Effect of ethyl beta-carboline-3-carboxylate (beta-CCE) on the function of gamma-aminobutyric acid (GABA)A receptor/benzodiazepine receptor/chloride ion channel complex was studied. Beta-CCE noncompetitively and competitively inhibited [3H]flunitrazepam binding to benzodiazepine receptor, but not [3H]muscimol binding to GABAA receptor as well as t-[3H]butylbicycloorthobenzoate [( 3H] TBOB) binding to chloride ion channel, in particulate fraction of the mouse brain. Ro15-1788 also inhibited competitively [3H] flunitrazepam binding. On the other hand, the binding of beta-[3H]CCE was inhibited noncompetitively and competitively by clonazepam and competitively by Ro15-1788. In agreement with these results, benzodiazepines-stimulated [3H]muscimol binding was antagonized by beta-CCE and Ro15-1788. Gel column chromatography for the solubilized fraction from cerebral particulate fraction by 0.2% sodium deoxycholate (DOC-Na) in the presence of 1 M KCl indicated that beta-[3H]CCE binding site was eluted in the same fraction (molecular weight, 250,000) as the binding sites for [3H]flunitrazepam, [3H]muscimol and [3H]TBOB. GABA-stimulated 36Cl- influx into membrane vesicles prepared from the bovine cerebral cortex was stimulated and attenuated by flunitrazepam and beta-CCE, respectively.
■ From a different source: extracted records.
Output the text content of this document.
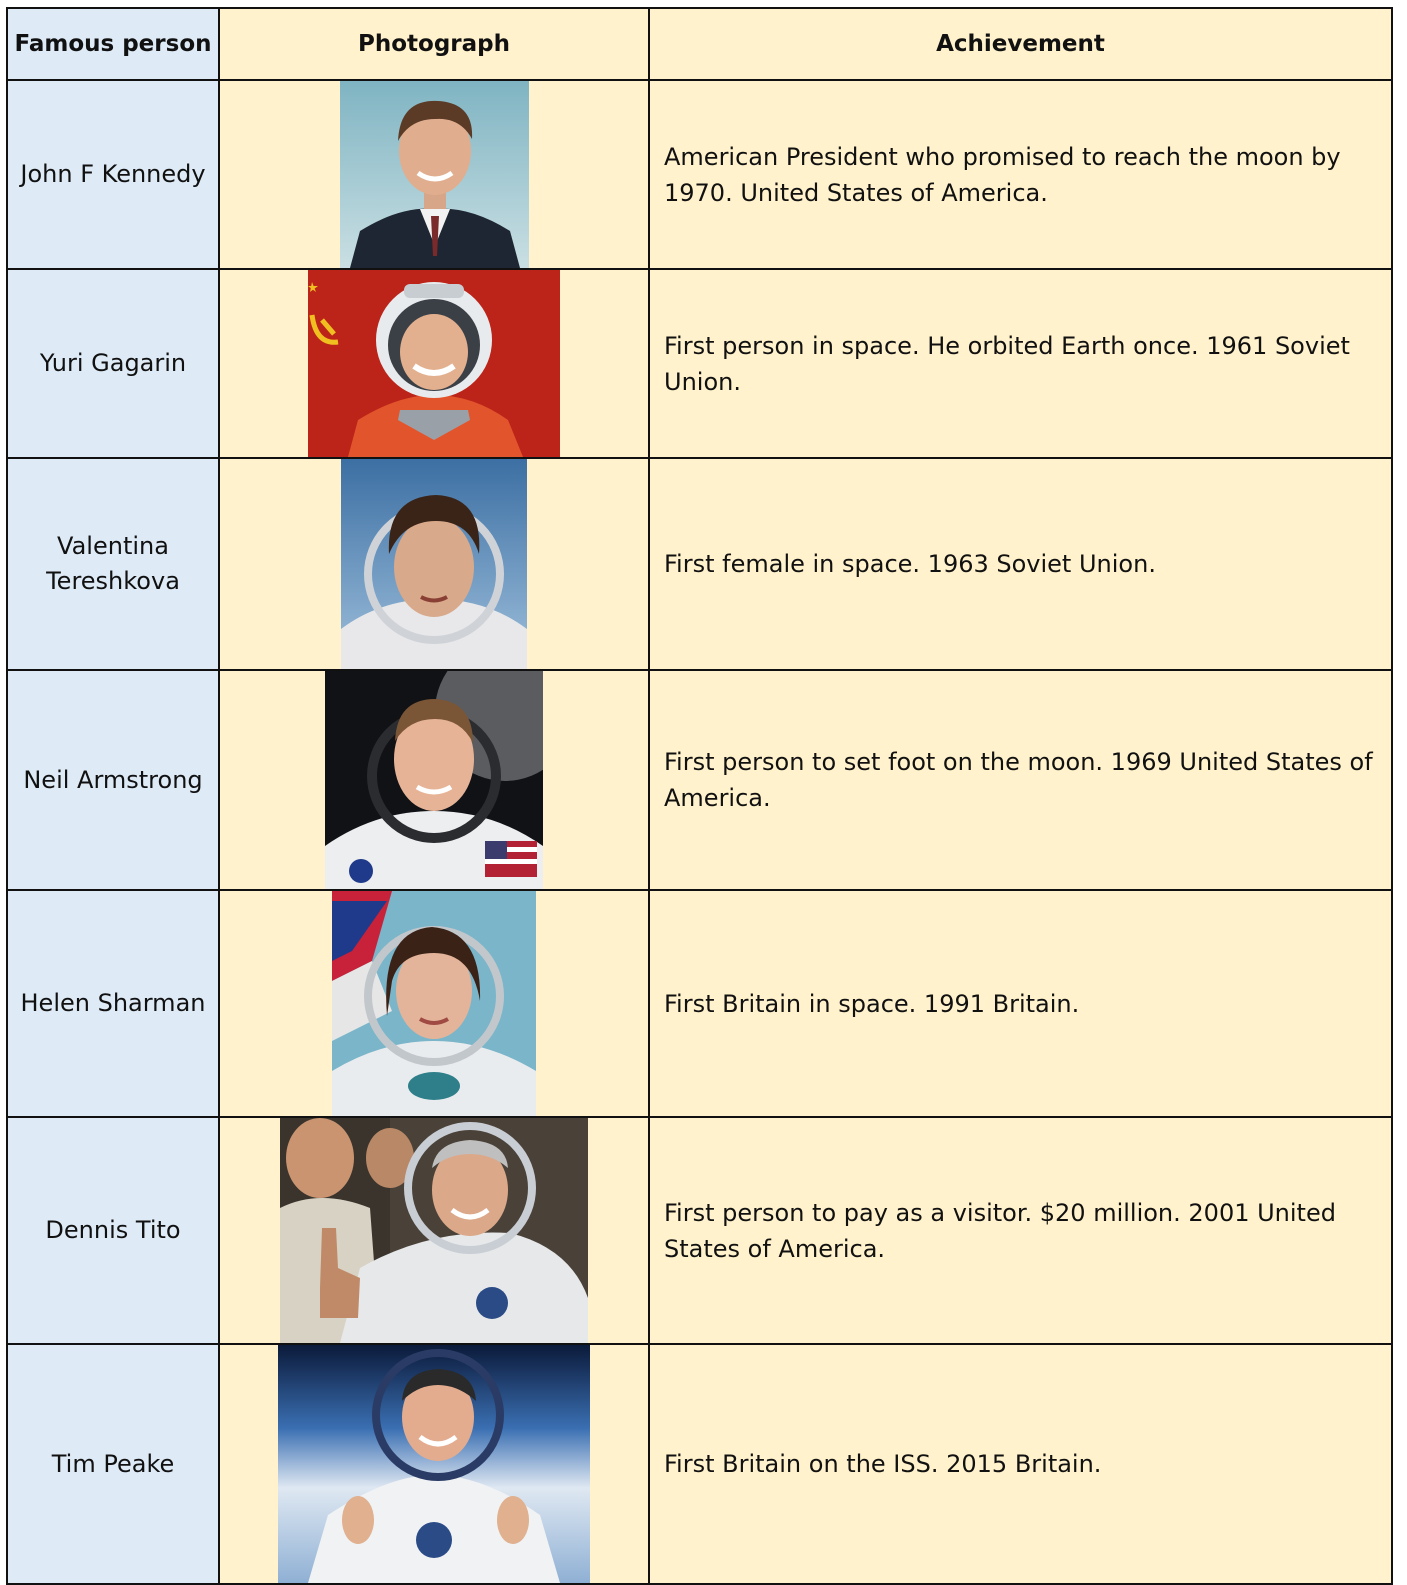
Famous person	Photograph	Achievement
John F Kennedy		American President who promised to reach the moon by 1970. United States of America.
Yuri Gagarin		First person in space. He orbited Earth once. 1961 Soviet Union.
Valentina Tereshkova		First female in space. 1963 Soviet Union.
Neil Armstrong		First person to set foot on the moon. 1969 United States of America.
Helen Sharman		First Britain in space. 1991 Britain.
Dennis Tito		First person to pay as a visitor. $20 million. 2001 United States of America.
Tim Peake		First Britain on the ISS. 2015 Britain.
These effects of flunitrazepam and beta-CCE on the GABA-stimulated 36Cl- influx were antagonized by Ro15-1788. The present results suggest that the binding site for beta-CCE, which resides on GABAA receptor/benzodiazepine receptor/chloride ion channel complex, may be different from that for benzodiazepine. Possible roles of beta-CCE binding site in the allosteric inhibitions on benzodiazepine binding site as well as on the functional coupling between chloride ion channel and GABAA receptor are also suggested.
研究了β-咔啉-3-羧酸乙酯(β-CCE)对γ-氨基丁酸(GABA)A受体/苯二氮䓬受体/氯离子通道复合物功能的影响。在小鼠脑微粒体部分,β-CCE对[³H]氟硝西泮与苯二氮䓬受体的结合具有非竞争性和竞争性抑制作用,但对[³H]蝇蕈醇与GABAA受体的结合以及t-[³H]丁基双环邻苯二甲酸酯[(³H)TBOB]与氯离子通道的结合无抑制作用。Ro15-1788也竞争性抑制[³H]氟硝西泮的结合。另一方面,β-[³H]CCE的结合被氯硝西泮非竞争性和竞争性抑制,被Ro15-1788竞争性抑制。与这些结果一致,β-CCE和Ro15-1788拮抗苯二氮䓬类药物刺激的[³H]蝇蕈醇结合。在1 M KCl存在下,用0.2%脱氧胆酸钠(DOC-Na)对脑微粒体部分的溶解部分进行凝胶柱色谱分析表明,β-[³H]CCE结合位点与[³H]氟硝西泮、[³H]蝇蕈醇和[³H]TBOB的结合位点在同一部分(分子量250,000)被洗脱。氟硝西泮和β-CCE分别刺激和减弱了GABA刺激的³⁶Cl⁻流入从牛脑皮质制备的膜囊泡中。氟硝西泮和β-CCE对GABA刺激的³⁶Cl⁻流入的这些作用被Ro15-1788拮抗。目前的结果表明,位于GABAA受体/苯二氮䓬受体/氯离子通道复合物上的β-CCE结合位点可能与苯二氮䓬的结合位点不同。还提出了β-CCE结合位点在对苯二氮䓬结合位点的变构抑制以及氯离子通道与GABAA受体之间功能偶联中的可能作用。